HR & Management

The most common CEO mistakes to be mindful of

5 min read

07 August 2017

Leaders are often spinning many plates, so it stands to reason that CEO mistakes will happen – these are the most common ones to watch.

Making mistakes as a CEO? You’re not the only one. That’s why CEO mistakes shouldn’t be seen as a negative reflection of your work but something to be learned from.

Through my experience watching previous CEOs and/or company founders walk the tightrope and now walking it myself, these are the most common CEO mistakes of even the smartest chief executive. 

(1) Not being visible enough internally

CEOs focus a lot on external activity like fundraising, public speaking and bringing in revenue – and it’s this that can prompt CEO mistakes to start happening. Whilst these are very important, it’s crucial to remain close to your company and lead from the front.

A CEO must be visible and accessible to every form of stakeholder including customers, suppliers, employees and investors. Ultimately a company’s values, mission statement and culture come from the top and filter down therefore a lack of visibility can be detrimental to the foundation of the company.

(2) Not leading by example

Dictatorship style management rarely inspires a team to perform at their best or create the enthusiasm to build a culture of high performance.

I truly believe CEOs and business leaders should put their money where their mouth is and prove to employees why their ideas and initiatives are beneficial. By CEOs demonstrating company’s values and ethics in day-to-day activity, employees are given something to aspire to.

(3) Not placing enough emphasis on culture

It’s easy to forget about the most important part of your company: the people. Hiring the right people to fit with your company is vital in creating workplace culture that is diverse and inclusive, where people feel supported, have clarity on their progress and feel that the company is investing in each individual.

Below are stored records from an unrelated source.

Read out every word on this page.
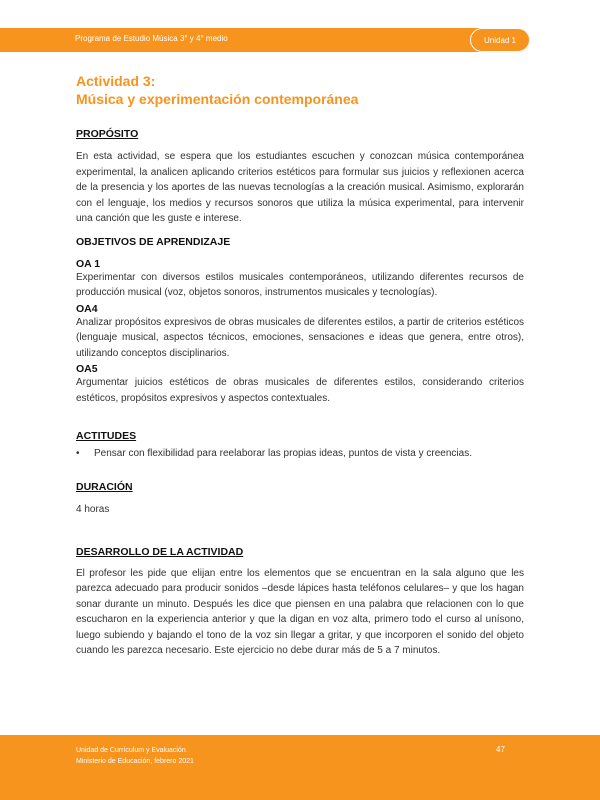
Programa de Estudio Música 3° y 4° medio	Unidad 1

Actividad 3:

Música y experimentación contemporánea

PROPÓSITO

En esta actividad, se espera que los estudiantes escuchen y conozcan música contemporánea experimental, la analicen aplicando criterios estéticos para formular sus juicios y reflexionen acerca de la presencia y los aportes de las nuevas tecnologías a la creación musical. Asimismo, explorarán con el lenguaje, los medios y recursos sonoros que utiliza la música experimental, para intervenir una canción que les guste e interese.

OBJETIVOS DE APRENDIZAJE

OA 1

Experimentar con diversos estilos musicales contemporáneos, utilizando diferentes recursos de producción musical (voz, objetos sonoros, instrumentos musicales y tecnologías).

OA4

Analizar propósitos expresivos de obras musicales de diferentes estilos, a partir de criterios estéticos (lenguaje musical, aspectos técnicos, emociones, sensaciones e ideas que genera, entre otros), utilizando conceptos disciplinarios.

OA5

Argumentar juicios estéticos de obras musicales de diferentes estilos, considerando criterios estéticos, propósitos expresivos y aspectos contextuales.

ACTITUDES

•	Pensar con flexibilidad para reelaborar las propias ideas, puntos de vista y creencias.

DURACIÓN

4 horas

DESARROLLO DE LA ACTIVIDAD

El profesor les pide que elijan entre los elementos que se encuentran en la sala alguno que les parezca adecuado para producir sonidos –desde lápices hasta teléfonos celulares– y que los hagan sonar durante un minuto. Después les dice que piensen en una palabra que relacionen con lo que escucharon en la experiencia anterior y que la digan en voz alta, primero todo el curso al unísono, luego subiendo y bajando el tono de la voz sin llegar a gritar, y que incorporen el sonido del objeto cuando les parezca necesario. Este ejercicio no debe durar más de 5 a 7 minutos.

Unidad de Currículum y Evaluación
Ministerio de Educación, febrero 2021
47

To feel that there are future opportunities is crucial to maintain morale, drive performance and improve retention. The smallest of issues can send company sentiment down to zero, particularly if people start to be hired for the sake of numbers rather than as the best person for the job.

This is something CEOs should always be aware of if they want to maintain positive company culture. After all, your employees are the pulse of your organisation.

Continue on the next page for the final two CEO mistakes to be aware of.

(4) Not delegating responsibility

A lot of CEOs are control freaks and perfectionists. Although these attributes probably lead them to the successful position they are now in, learning to let go and trust other people with company actions, can be difficult.

Creating a strong management team that understands your ethos and values will allow you to delegate responsibility and concentrate on growing your company.

Fundamental to this is forming a clear company structure, ensuring specific roles are assigned so you can focus on developing how to take your business to the next level and avoid CEO mistakes.


(5) Not listening to ideas and not admitting that yours may be wrong

Wrestling with hundreds of different ideas and opinions is part of everyday CEO life. Bouncing ideas around your company is important in ensuring employees feel included in progression, but it is a tough learning process.

Listening to others, rather than just pursuing the ideas of the CEO, will generally lead to more creativity and less of a streamlined company image. Multiple brains are better than one after all!

Even if the CEO’s ideas are pursued, if one is to fail, admitting defeat is admirable. A CEO should be selfless and identify what is best for the success of the business. A lot of the time this will involve swallowing your pride and admitting someone else got it right.